Sunday, September 04, 2011

Belief in What?

CNN's "Belief Blog" is at it again. Here's today's lineup:


Beginning at the top left icon, a story about whether Christianity can stop pornography. In other words, lots of Christians are into pornography and this hypocritical chaos over sexuality is something to behold.

Moving rightward, the next icon tells of a touching story about congressman Keith Ellison's conversion from the "ritual and dogma" of the Catholic church he suffered as a lad to the "multi-national congregation" he found in Islam as a college kid. Right wingers are mean to him because of it, but he laughs them off.

Onward, the next story is about an atheist getting through AA despite her view of the counselors and her fellow participants as a bunch of Jesus nuts. God bless her for enduring the twin struggles.

The next story is kinda weird, one about a flight attendant aboard the D.B. Cooper hijacking airplane whom the pilot credited with being a calming influence on the hijacker, possibly saving lives.

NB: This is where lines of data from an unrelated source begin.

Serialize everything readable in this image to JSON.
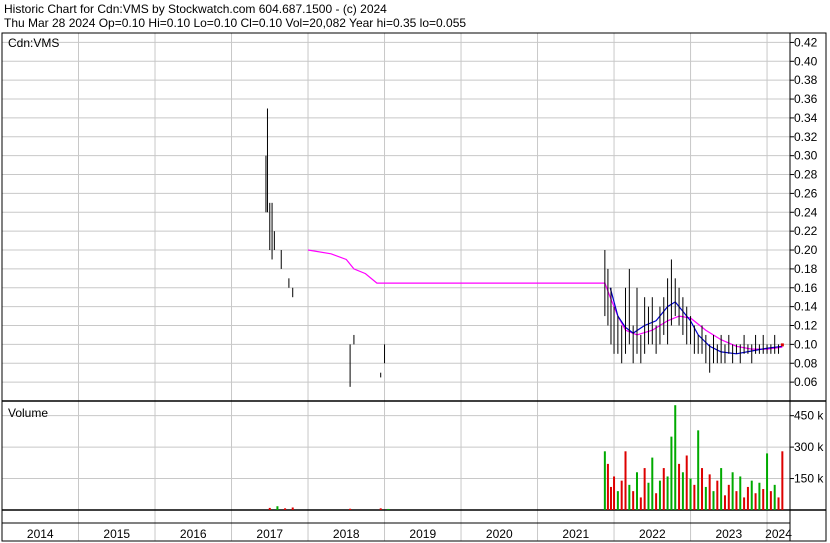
{
  "header": {
    "line1": "Historic Chart for Cdn:VMS by Stockwatch.com 604.687.1500 - (c) 2024",
    "line2": "Thu Mar 28 2024  Op=0.10  Hi=0.10  Lo=0.10  Cl=0.10  Vol=20,082  Year hi=0.35  lo=0.055"
  },
  "colors": {
    "price": "#000000",
    "ma_short": "#0000cc",
    "ma_long": "#ff00ff",
    "vol_up": "#00aa00",
    "vol_down": "#dd0000",
    "grid": "#c8c8c8",
    "frame": "#000000"
  },
  "chart_data": [
    {
      "type": "line",
      "title": "Cdn:VMS",
      "y_ticks": [
        "0.42",
        "0.40",
        "0.38",
        "0.36",
        "0.34",
        "0.32",
        "0.30",
        "0.28",
        "0.26",
        "0.24",
        "0.22",
        "0.20",
        "0.18",
        "0.16",
        "0.14",
        "0.12",
        "0.10",
        "0.08",
        "0.06"
      ],
      "ylim": [
        0.04,
        0.43
      ],
      "x_years": [
        "2014",
        "2015",
        "2016",
        "2017",
        "2018",
        "2019",
        "2020",
        "2021",
        "2022",
        "2023",
        "2024"
      ],
      "xlim": [
        2014.0,
        2024.3
      ],
      "price_bars": [
        {
          "x": 2017.45,
          "lo": 0.24,
          "hi": 0.3
        },
        {
          "x": 2017.47,
          "lo": 0.24,
          "hi": 0.35
        },
        {
          "x": 2017.5,
          "lo": 0.2,
          "hi": 0.25
        },
        {
          "x": 2017.53,
          "lo": 0.19,
          "hi": 0.25
        },
        {
          "x": 2017.56,
          "lo": 0.2,
          "hi": 0.22
        },
        {
          "x": 2017.65,
          "lo": 0.18,
          "hi": 0.2
        },
        {
          "x": 2017.75,
          "lo": 0.16,
          "hi": 0.17
        },
        {
          "x": 2017.8,
          "lo": 0.15,
          "hi": 0.16
        },
        {
          "x": 2018.55,
          "lo": 0.055,
          "hi": 0.1
        },
        {
          "x": 2018.6,
          "lo": 0.1,
          "hi": 0.11
        },
        {
          "x": 2018.95,
          "lo": 0.065,
          "hi": 0.07
        },
        {
          "x": 2019.0,
          "lo": 0.08,
          "hi": 0.1
        },
        {
          "x": 2021.88,
          "lo": 0.13,
          "hi": 0.2
        },
        {
          "x": 2021.92,
          "lo": 0.12,
          "hi": 0.18
        },
        {
          "x": 2021.96,
          "lo": 0.1,
          "hi": 0.16
        },
        {
          "x": 2022.0,
          "lo": 0.09,
          "hi": 0.14
        },
        {
          "x": 2022.05,
          "lo": 0.09,
          "hi": 0.13
        },
        {
          "x": 2022.1,
          "lo": 0.08,
          "hi": 0.12
        },
        {
          "x": 2022.15,
          "lo": 0.09,
          "hi": 0.16
        },
        {
          "x": 2022.2,
          "lo": 0.1,
          "hi": 0.18
        },
        {
          "x": 2022.25,
          "lo": 0.08,
          "hi": 0.12
        },
        {
          "x": 2022.3,
          "lo": 0.09,
          "hi": 0.16
        },
        {
          "x": 2022.35,
          "lo": 0.08,
          "hi": 0.11
        },
        {
          "x": 2022.4,
          "lo": 0.09,
          "hi": 0.15
        },
        {
          "x": 2022.45,
          "lo": 0.1,
          "hi": 0.14
        },
        {
          "x": 2022.5,
          "lo": 0.1,
          "hi": 0.15
        },
        {
          "x": 2022.55,
          "lo": 0.09,
          "hi": 0.12
        },
        {
          "x": 2022.6,
          "lo": 0.1,
          "hi": 0.14
        },
        {
          "x": 2022.65,
          "lo": 0.11,
          "hi": 0.15
        },
        {
          "x": 2022.7,
          "lo": 0.1,
          "hi": 0.17
        },
        {
          "x": 2022.75,
          "lo": 0.12,
          "hi": 0.19
        },
        {
          "x": 2022.8,
          "lo": 0.13,
          "hi": 0.17
        },
        {
          "x": 2022.85,
          "lo": 0.12,
          "hi": 0.16
        },
        {
          "x": 2022.9,
          "lo": 0.11,
          "hi": 0.15
        },
        {
          "x": 2022.95,
          "lo": 0.1,
          "hi": 0.14
        },
        {
          "x": 2023.0,
          "lo": 0.1,
          "hi": 0.13
        },
        {
          "x": 2023.05,
          "lo": 0.09,
          "hi": 0.12
        },
        {
          "x": 2023.1,
          "lo": 0.09,
          "hi": 0.11
        },
        {
          "x": 2023.15,
          "lo": 0.09,
          "hi": 0.12
        },
        {
          "x": 2023.2,
          "lo": 0.08,
          "hi": 0.11
        },
        {
          "x": 2023.25,
          "lo": 0.07,
          "hi": 0.1
        },
        {
          "x": 2023.3,
          "lo": 0.08,
          "hi": 0.11
        },
        {
          "x": 2023.35,
          "lo": 0.08,
          "hi": 0.1
        },
        {
          "x": 2023.4,
          "lo": 0.08,
          "hi": 0.11
        },
        {
          "x": 2023.45,
          "lo": 0.08,
          "hi": 0.1
        },
        {
          "x": 2023.5,
          "lo": 0.09,
          "hi": 0.11
        },
        {
          "x": 2023.55,
          "lo": 0.08,
          "hi": 0.1
        },
        {
          "x": 2023.6,
          "lo": 0.09,
          "hi": 0.1
        },
        {
          "x": 2023.65,
          "lo": 0.08,
          "hi": 0.1
        },
        {
          "x": 2023.7,
          "lo": 0.09,
          "hi": 0.11
        },
        {
          "x": 2023.75,
          "lo": 0.09,
          "hi": 0.1
        },
        {
          "x": 2023.8,
          "lo": 0.08,
          "hi": 0.1
        },
        {
          "x": 2023.85,
          "lo": 0.09,
          "hi": 0.11
        },
        {
          "x": 2023.9,
          "lo": 0.09,
          "hi": 0.1
        },
        {
          "x": 2023.95,
          "lo": 0.09,
          "hi": 0.11
        },
        {
          "x": 2024.0,
          "lo": 0.09,
          "hi": 0.1
        },
        {
          "x": 2024.05,
          "lo": 0.09,
          "hi": 0.1
        },
        {
          "x": 2024.1,
          "lo": 0.09,
          "hi": 0.11
        },
        {
          "x": 2024.15,
          "lo": 0.09,
          "hi": 0.1
        },
        {
          "x": 2024.2,
          "lo": 0.1,
          "hi": 0.1
        }
      ],
      "ma_long": [
        {
          "x": 2018.0,
          "y": 0.2
        },
        {
          "x": 2018.3,
          "y": 0.196
        },
        {
          "x": 2018.5,
          "y": 0.19
        },
        {
          "x": 2018.6,
          "y": 0.18
        },
        {
          "x": 2018.75,
          "y": 0.175
        },
        {
          "x": 2018.9,
          "y": 0.165
        },
        {
          "x": 2021.88,
          "y": 0.165
        },
        {
          "x": 2021.95,
          "y": 0.15
        },
        {
          "x": 2022.05,
          "y": 0.13
        },
        {
          "x": 2022.15,
          "y": 0.115
        },
        {
          "x": 2022.3,
          "y": 0.11
        },
        {
          "x": 2022.5,
          "y": 0.115
        },
        {
          "x": 2022.7,
          "y": 0.125
        },
        {
          "x": 2022.85,
          "y": 0.13
        },
        {
          "x": 2023.0,
          "y": 0.128
        },
        {
          "x": 2023.2,
          "y": 0.115
        },
        {
          "x": 2023.4,
          "y": 0.105
        },
        {
          "x": 2023.6,
          "y": 0.098
        },
        {
          "x": 2023.8,
          "y": 0.095
        },
        {
          "x": 2024.0,
          "y": 0.095
        },
        {
          "x": 2024.2,
          "y": 0.097
        }
      ],
      "ma_short": [
        {
          "x": 2021.95,
          "y": 0.16
        },
        {
          "x": 2022.05,
          "y": 0.13
        },
        {
          "x": 2022.15,
          "y": 0.118
        },
        {
          "x": 2022.25,
          "y": 0.112
        },
        {
          "x": 2022.4,
          "y": 0.12
        },
        {
          "x": 2022.55,
          "y": 0.125
        },
        {
          "x": 2022.7,
          "y": 0.14
        },
        {
          "x": 2022.8,
          "y": 0.145
        },
        {
          "x": 2022.9,
          "y": 0.135
        },
        {
          "x": 2023.0,
          "y": 0.125
        },
        {
          "x": 2023.1,
          "y": 0.11
        },
        {
          "x": 2023.25,
          "y": 0.098
        },
        {
          "x": 2023.4,
          "y": 0.092
        },
        {
          "x": 2023.6,
          "y": 0.09
        },
        {
          "x": 2023.8,
          "y": 0.093
        },
        {
          "x": 2024.0,
          "y": 0.096
        },
        {
          "x": 2024.2,
          "y": 0.098
        }
      ]
    },
    {
      "type": "bar",
      "title": "Volume",
      "y_ticks": [
        "450 k",
        "300 k",
        "150 k"
      ],
      "ylim": [
        0,
        520
      ],
      "bars": [
        {
          "x": 2017.5,
          "v": 10,
          "up": false
        },
        {
          "x": 2017.6,
          "v": 18,
          "up": true
        },
        {
          "x": 2017.7,
          "v": 8,
          "up": false
        },
        {
          "x": 2017.8,
          "v": 12,
          "up": false
        },
        {
          "x": 2018.55,
          "v": 6,
          "up": false
        },
        {
          "x": 2018.95,
          "v": 8,
          "up": false
        },
        {
          "x": 2019.05,
          "v": 5,
          "up": true
        },
        {
          "x": 2021.88,
          "v": 280,
          "up": true
        },
        {
          "x": 2021.92,
          "v": 220,
          "up": false
        },
        {
          "x": 2021.96,
          "v": 110,
          "up": false
        },
        {
          "x": 2022.0,
          "v": 160,
          "up": false
        },
        {
          "x": 2022.05,
          "v": 90,
          "up": true
        },
        {
          "x": 2022.1,
          "v": 140,
          "up": false
        },
        {
          "x": 2022.15,
          "v": 280,
          "up": false
        },
        {
          "x": 2022.2,
          "v": 120,
          "up": true
        },
        {
          "x": 2022.25,
          "v": 90,
          "up": false
        },
        {
          "x": 2022.3,
          "v": 180,
          "up": true
        },
        {
          "x": 2022.35,
          "v": 60,
          "up": false
        },
        {
          "x": 2022.4,
          "v": 200,
          "up": false
        },
        {
          "x": 2022.45,
          "v": 130,
          "up": true
        },
        {
          "x": 2022.5,
          "v": 250,
          "up": true
        },
        {
          "x": 2022.55,
          "v": 80,
          "up": false
        },
        {
          "x": 2022.6,
          "v": 140,
          "up": true
        },
        {
          "x": 2022.65,
          "v": 200,
          "up": false
        },
        {
          "x": 2022.7,
          "v": 160,
          "up": true
        },
        {
          "x": 2022.75,
          "v": 350,
          "up": true
        },
        {
          "x": 2022.8,
          "v": 500,
          "up": true
        },
        {
          "x": 2022.85,
          "v": 220,
          "up": false
        },
        {
          "x": 2022.9,
          "v": 180,
          "up": true
        },
        {
          "x": 2022.95,
          "v": 260,
          "up": false
        },
        {
          "x": 2023.0,
          "v": 150,
          "up": true
        },
        {
          "x": 2023.05,
          "v": 120,
          "up": false
        },
        {
          "x": 2023.1,
          "v": 380,
          "up": true
        },
        {
          "x": 2023.15,
          "v": 200,
          "up": false
        },
        {
          "x": 2023.2,
          "v": 110,
          "up": true
        },
        {
          "x": 2023.25,
          "v": 170,
          "up": false
        },
        {
          "x": 2023.3,
          "v": 90,
          "up": true
        },
        {
          "x": 2023.35,
          "v": 140,
          "up": false
        },
        {
          "x": 2023.4,
          "v": 200,
          "up": true
        },
        {
          "x": 2023.45,
          "v": 70,
          "up": false
        },
        {
          "x": 2023.5,
          "v": 120,
          "up": false
        },
        {
          "x": 2023.55,
          "v": 180,
          "up": true
        },
        {
          "x": 2023.6,
          "v": 90,
          "up": false
        },
        {
          "x": 2023.65,
          "v": 160,
          "up": true
        },
        {
          "x": 2023.7,
          "v": 60,
          "up": false
        },
        {
          "x": 2023.75,
          "v": 110,
          "up": false
        },
        {
          "x": 2023.8,
          "v": 140,
          "up": true
        },
        {
          "x": 2023.85,
          "v": 80,
          "up": false
        },
        {
          "x": 2023.9,
          "v": 130,
          "up": true
        },
        {
          "x": 2023.95,
          "v": 100,
          "up": false
        },
        {
          "x": 2024.0,
          "v": 270,
          "up": true
        },
        {
          "x": 2024.05,
          "v": 90,
          "up": false
        },
        {
          "x": 2024.1,
          "v": 120,
          "up": true
        },
        {
          "x": 2024.15,
          "v": 60,
          "up": false
        },
        {
          "x": 2024.2,
          "v": 280,
          "up": false
        }
      ]
    }
  ]
}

It details her mysterious subsequent venture to a convent followed by a name change and later move into obscurity. She's either nuts or in some kind of witness protection program.

The final top icon deals with 'speaking Christianese', which can be summed up by the final few sentences:
Speaking Christian can become a way of suggesting a kind of spiritual status that others don’t have,” he says. “It communicates a kind of spiritual elitism that holds the spiritually ‘unwashed’ at arm’s length."

By that time, they’ve reached the final stage of speaking Christian - they've become spiritual snobs.
Finally, the main story about how religion was affected by 9/11. There are four bullet points..

1) A chosen nation becomes a humbled one.

In other words, the chickens came home to roost. America was not really as exceptional as her idiot patriotic naive citizens believed. 9/11 proved we were no better or worse than Zimbabwe. So take that, wingnuts. The empire is falling so wake up and relish the reality of violence like everyone else in the 3rd world (even if America had already suffered two terrorist attacks on large buildings in previous years under Clinton, when sweetness and light prevailed and none of this was ever mentioned).

2) The re-emergence of "Christo-Americanism."

Summary--cut the Islamophobia you Bible thumpers. Muslims didn't attack us on 9/11, extremists who happen to be Muslims did. It wasn't about their religion at all, but it appears to be about yours.

3) Interfaith becomes cool.

Or in other words, believing in your Christian religion as before became un-cool. You didn't realize how bigoted you were but now you do, and all religions are correct and all express the truth--except yours, which is full of holes.

4) Atheists come out of the closet.

Yes, largely to smear militant Islam with general Christianity and Judiasm so as to blame ALL religions for the attack instead of the religion for which the attackers martyred themselves. In other words, rather opportunistic. Madalyn Murray O'Hair would have surely approved.


Summary--despite what CNN says 9/11 didn't vastly change the religious landscape other than to open a lot of eyes to the threat of militant Islam while allowing others to condemn Christianity as a participant in the evil. Yet Christians didn't form mobs to burn mosques or hunt down people who looked Muslim, instead many of them reached out to understand, some in a state of populist guilt brought on by stories like these. Of course, it's not hard to connect these dots to Rick Perry, Sarah Palin and other conservatives, but surely that's a coincidence.

MORE 9/4/11

Now the Belief Blog is highlighting a website that allows Muslims (or those appearing Muslim) to log-in and describe how they've been persecuted by Tea Partiers since 9/11. OK, it doesn't specifically say Tea Partiers, or baggers, but we all know who the culprits are, don't we?